Hey I was wondering how you would define multiple helper variables inside a function, would you do something like where b = a * 2, c = a * 3 or would you use an entirely different "where" statement?
@EbenCowley A single where/let will do. Use ; to separate declarations on the same line, or read about the indentation rules to use multiple lines. (This is the meaning of the last sentence of my post.)
@DanielWagner : I am very new to haskell. so one basic question : does foo a = b where b = a * 2 basically translates to foo a=(/b->b)a * 2 ?
@rahulaga_dev That's a decent first approximation, but as always the truth is a bit more complicated. One difference of between lambdas and let/where blocks that's important here is that the former make their variable monomorphic and the latter don't. For example, foo :: (Int, Double); foo = (x, x) where x = 3 works fine, but foo :: (Int, Double); foo = (\x -> (x, x)) 3 does not.
3

Disregarding technical correctness, the answer is "sort of".

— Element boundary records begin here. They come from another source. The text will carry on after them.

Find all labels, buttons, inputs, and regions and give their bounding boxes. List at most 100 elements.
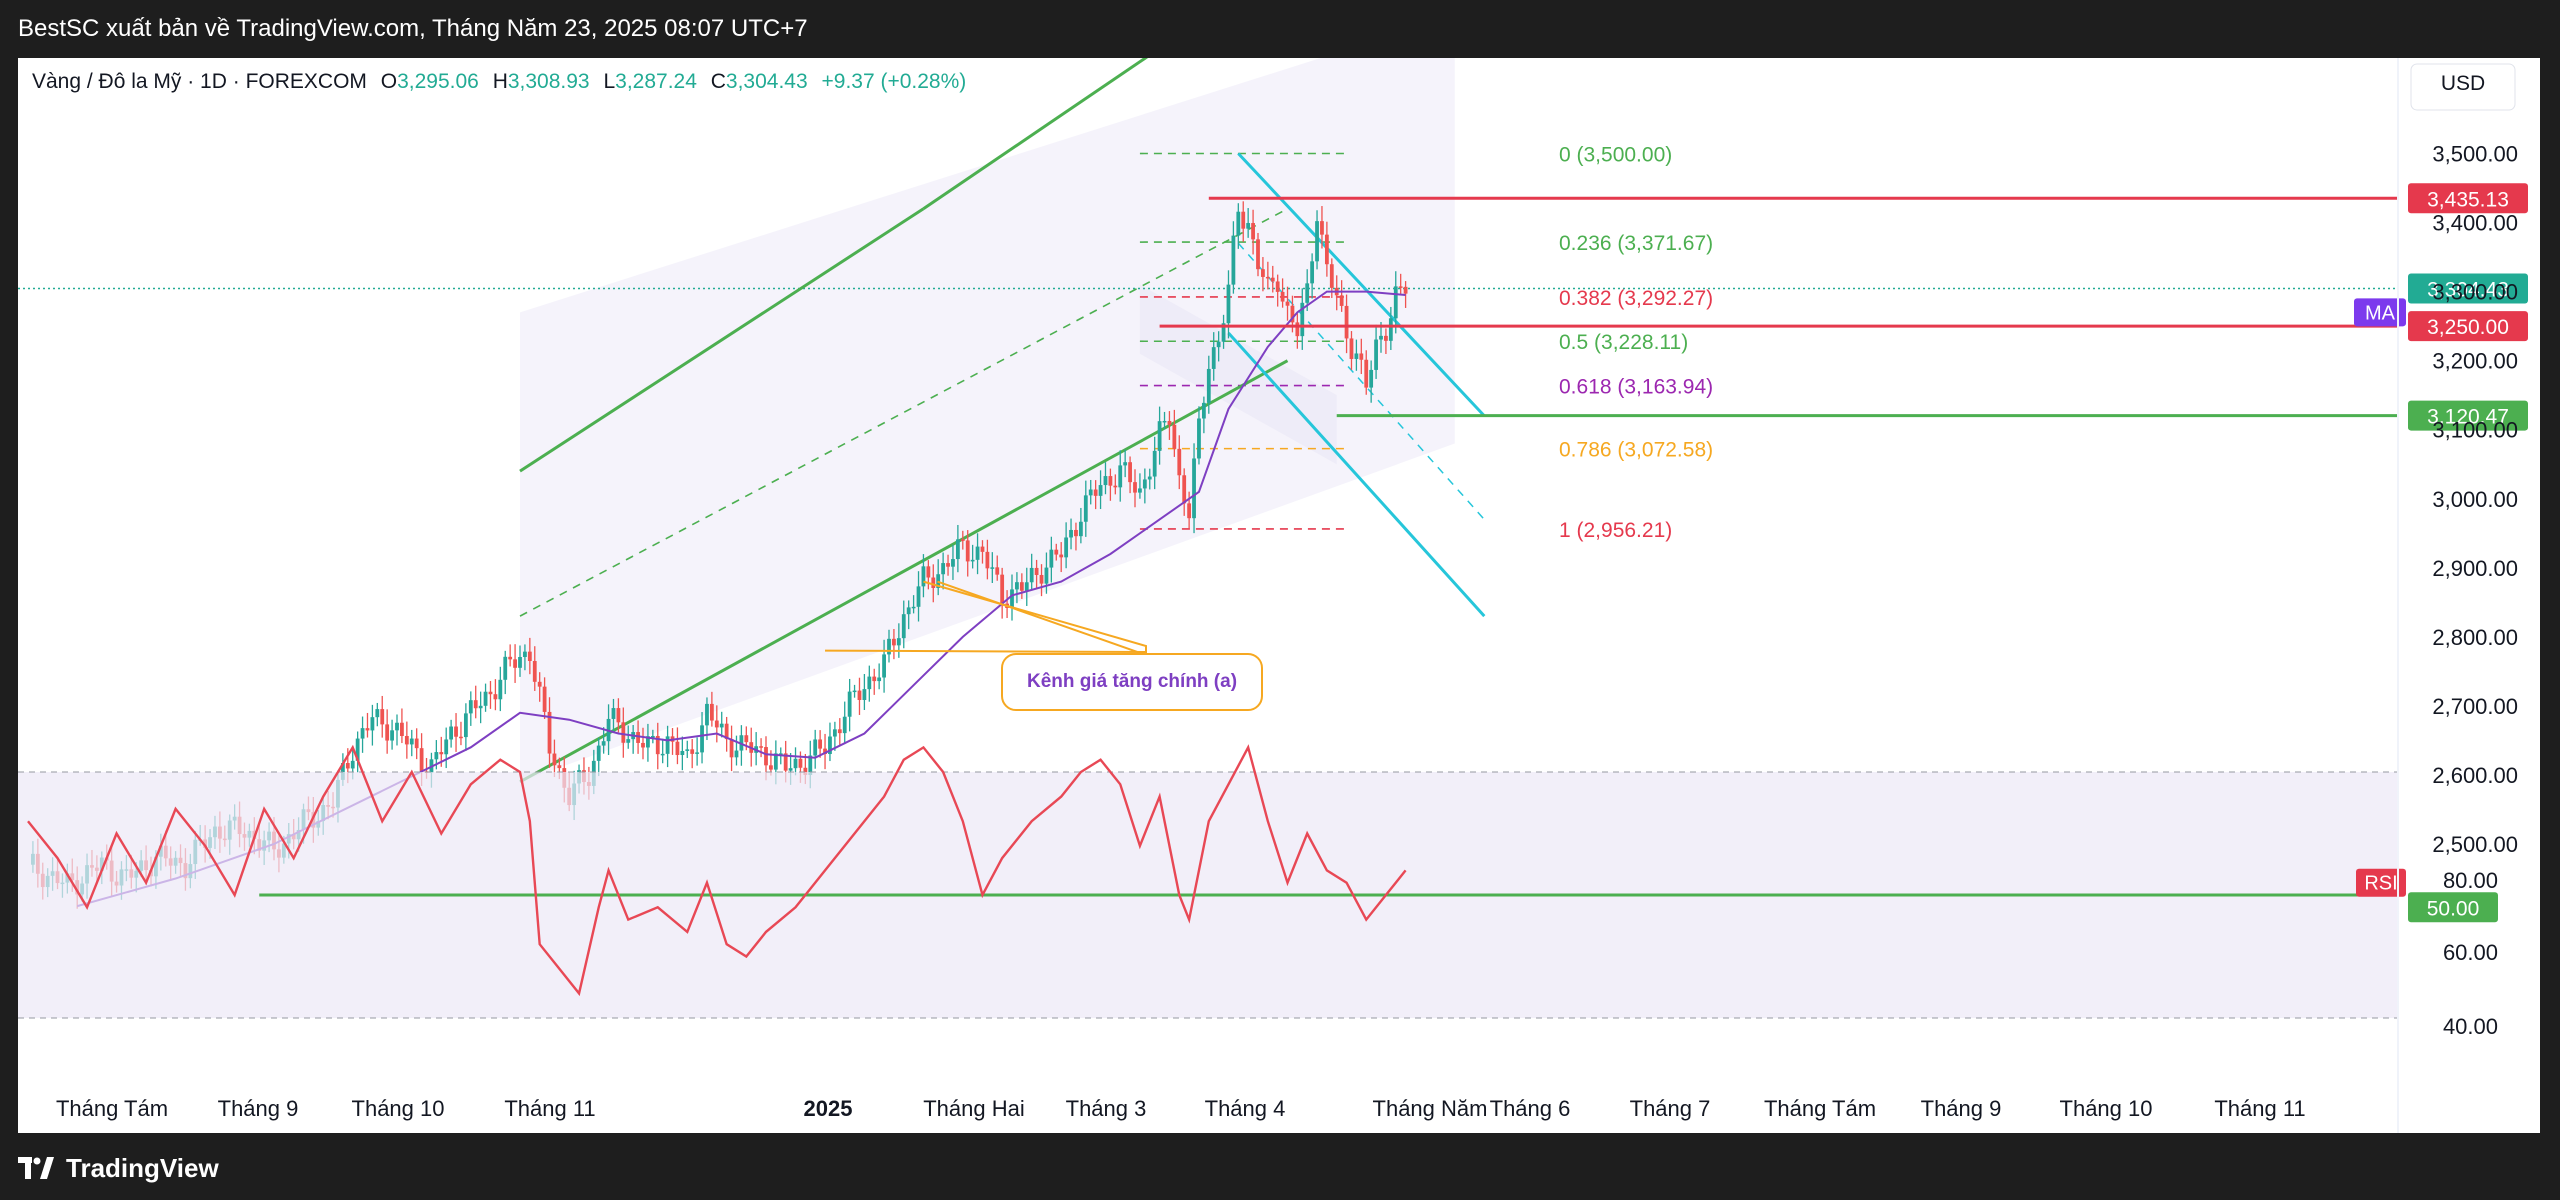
candle-body [1128, 462, 1132, 483]
candle-body [783, 753, 788, 771]
tradingview-logo-icon [18, 1157, 54, 1179]
candle-body [527, 651, 532, 661]
candle-body [650, 735, 655, 738]
candle-body [808, 755, 813, 776]
candle-body [611, 708, 616, 719]
candle-body [709, 703, 714, 721]
candle-body [1231, 235, 1236, 285]
annotation-pointer-4 [937, 580, 1147, 656]
candle-body [1315, 221, 1319, 262]
price-axis-tick: 2,900.00 [2432, 556, 2518, 581]
candle-body [955, 539, 960, 560]
candle-body [1113, 485, 1118, 488]
candle-body [675, 741, 680, 756]
candle-body [1364, 359, 1369, 388]
candle-body [1206, 368, 1211, 403]
candle-body [837, 729, 842, 734]
candle-body [960, 539, 965, 541]
time-axis-label: Tháng Tám [1764, 1096, 1876, 1121]
rsi-tag [2356, 868, 2406, 897]
candle-body [478, 705, 483, 709]
publisher-bar: BestSC xuất bản về TradingView.com, Thán… [0, 0, 2560, 58]
fib-level-label: 0.236 (3,371.67) [1559, 232, 1713, 255]
candle-body [493, 694, 498, 700]
candle-body [459, 736, 463, 739]
candle-body [434, 752, 439, 760]
candle-body [646, 736, 650, 748]
down-channel-lower [1227, 332, 1486, 618]
candle-body [1270, 277, 1275, 282]
candle-body [803, 767, 808, 776]
candle-body [547, 711, 552, 754]
candle-body [882, 654, 886, 678]
candle-body [734, 750, 739, 758]
fib-level-label: 1 (2,956.21) [1559, 519, 1672, 542]
candle-body [1103, 476, 1108, 486]
candle-body [705, 703, 709, 726]
candle-body [1369, 369, 1374, 388]
price-axis-tick: 2,700.00 [2432, 694, 2518, 719]
candle-body [1187, 503, 1192, 519]
time-axis-label: Tháng 9 [218, 1096, 299, 1121]
candle-body [852, 690, 857, 693]
candle-body [365, 728, 370, 731]
rsi-level-tag-label: 50.00 [2427, 897, 2480, 920]
fib-level-label: 0.5 (3,228.11) [1559, 331, 1688, 354]
candle-body [1275, 281, 1280, 292]
time-axis-label: Tháng 10 [352, 1096, 445, 1121]
price-tag [2408, 311, 2528, 342]
close-value: 3,304.43 [726, 70, 808, 93]
candle-body [1329, 264, 1334, 288]
candle-body [1162, 420, 1167, 423]
rsi-tag-label: RSI [2364, 873, 2397, 895]
currency-button[interactable] [2410, 63, 2516, 111]
candle-body [439, 752, 444, 755]
candle-body [1147, 476, 1152, 480]
candle-body [409, 738, 414, 745]
candle-body [518, 656, 522, 668]
candle-body [1024, 582, 1029, 591]
candle-body [1074, 529, 1078, 537]
chart-panel[interactable]: Vàng / Đô la Mỹ · 1D · FOREXCOM O3,295.0… [18, 58, 2540, 1133]
candle-body [1290, 305, 1295, 323]
time-axis-label: Tháng 10 [2060, 1096, 2153, 1121]
candle-body [1305, 283, 1310, 303]
candle-body [1118, 465, 1123, 488]
moving-average-line [76, 290, 1406, 908]
candle-body [621, 722, 626, 743]
price-chart[interactable]: Vàng / Đô la Mỹ · 1D · FOREXCOM O3,295.0… [18, 58, 2540, 1133]
candle-body [395, 722, 399, 731]
candle-body [946, 563, 950, 567]
ma-tag-label: MA [2365, 302, 2396, 324]
candle-body [1256, 239, 1260, 270]
candle-body [355, 738, 360, 761]
price-axis-tick: 2,600.00 [2432, 763, 2518, 788]
candle-body [340, 763, 345, 780]
price-axis-tick: 3,100.00 [2432, 418, 2518, 443]
candle-body [1059, 554, 1064, 558]
candle-body [926, 566, 931, 578]
candle-body [965, 540, 970, 562]
candle-body [400, 722, 404, 736]
candle-body [1201, 402, 1206, 419]
candle-body [360, 728, 365, 739]
candle-body [1029, 567, 1034, 583]
time-axis-label: Tháng 3 [1066, 1096, 1147, 1121]
candle-body [601, 741, 606, 746]
price-axis-tick: 3,000.00 [2432, 487, 2518, 512]
candle-body [1320, 221, 1324, 235]
footer-brand-text: TradingView [66, 1152, 219, 1183]
candle-body [1064, 537, 1069, 558]
candle-body [390, 730, 394, 741]
open-value: 3,295.06 [397, 70, 479, 93]
candle-body [616, 708, 621, 723]
high-value: 3,308.93 [508, 70, 590, 93]
price-axis-tick: 2,500.00 [2432, 832, 2518, 857]
candle-body [1398, 286, 1403, 288]
candle-body [503, 656, 508, 680]
candle-body [1349, 338, 1354, 359]
time-axis-label: Tháng 11 [504, 1096, 595, 1121]
candle-body [1359, 353, 1364, 360]
candle-body [552, 753, 557, 766]
candle-body [375, 709, 380, 718]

I think it's better to think of a variable as a function of zero arguments evaluating to a given value.

module Main where
import System.IO

foo :: Integer -> Integer
foo a =
  b where
    b = a * 2

main = do
  putStrLn $ show $ foo 10

6 Comments

It is not a function of zero arguments. Every function in Haskell takes precisely one argument.
For more on what Magnus said, see Conal Elliott's blog post "Everything is a function" in Haskell?.
@MagnusKronqvist: Would you mind providing a document giving the documentation for that?
Functions are the values that have arrow type. Some values do, some values don't. But if it doesn't have an arrow type it's not a function.
@PaulNathan haskell.org/haskellwiki/Currying - if you allow something informal. Also you can google "Haskell currying".